Тогда она и вспомнила, что Алексеевна рассказывала, подкармливая ее
в подсобке после работы, что проработала в этом магазине с конца
семидесятых, без перерыва. «И при социализме, и при капитализме, и
при всех хозяевах, — говорила уборщица, — без меня тут уже никак ».
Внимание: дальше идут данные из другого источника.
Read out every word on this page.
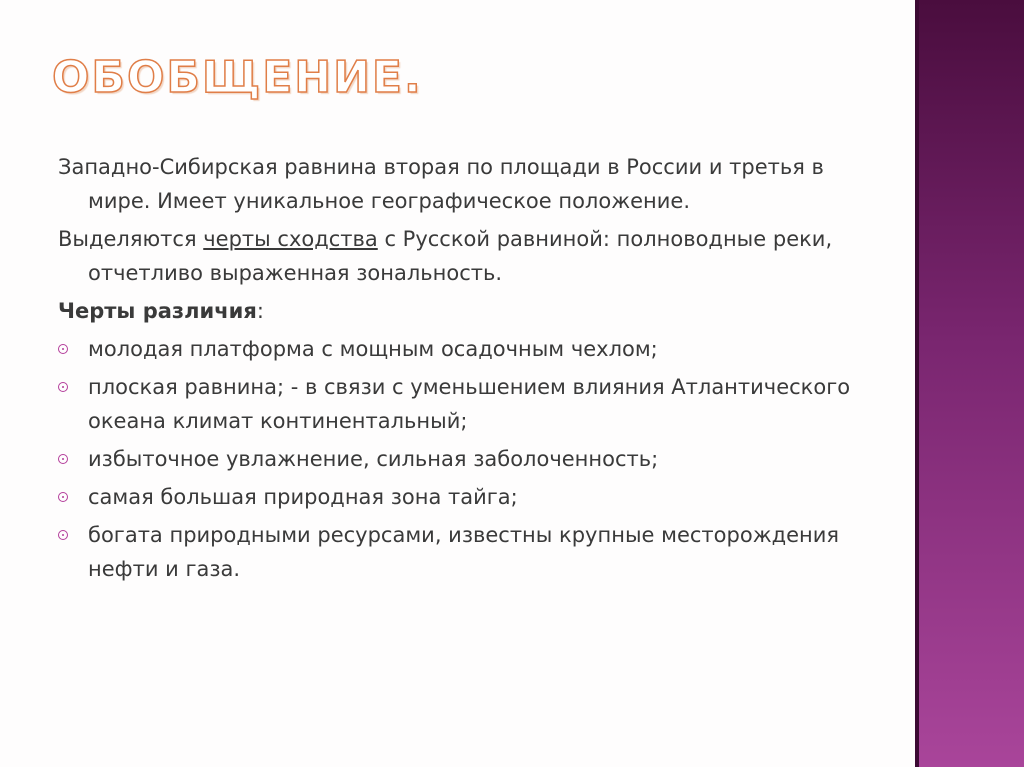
ОБОБЩЕНИЕ.

Западно-Сибирская равнина вторая по площади в России и третья в мире. Имеет уникальное географическое положение.

Выделяются черты сходства с Русской равниной: полноводные реки, отчетливо выраженная зональность.

Черты различия:

молодая платформа с мощным осадочным чехлом;
плоская равнина; - в связи с уменьшением влияния Атлантического океана климат континентальный;
избыточное увлажнение, сильная заболоченность;
самая большая природная зона тайга;
богата природными ресурсами, известны крупные месторождения нефти и газа.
А жила она все эти годы в коммуналке, на двенадцати метрах,
одна-одинешенька. Потому что кому нужна горбатая и полутораглазая
баба? «А полутораглазая, девонька, — смеялась она, — потому что
глаз у меня вроде и есть, да только он ни хрена не видит». Она была
очень позитивная: эта страшная с виду старуха, во всем находила
хорошее, даже в собственном уродстве.
Надя молилась своему безымянному богу, чтобы Алексеевна
оказалась на месте и ее рассказ не приняла за сказку. В гастроном
номер какой-то она забежала, стуча от холода зубами и толкнув дверь
негнущимися пальцами. Алексеевна была на месте, подталкивала
шваброй к выходу какого-то забулдыгу. «Вовсе не старуха, — подумала
Надя, — ей лет тридцать всего, наверное», прислонилась к стене и
заплакала.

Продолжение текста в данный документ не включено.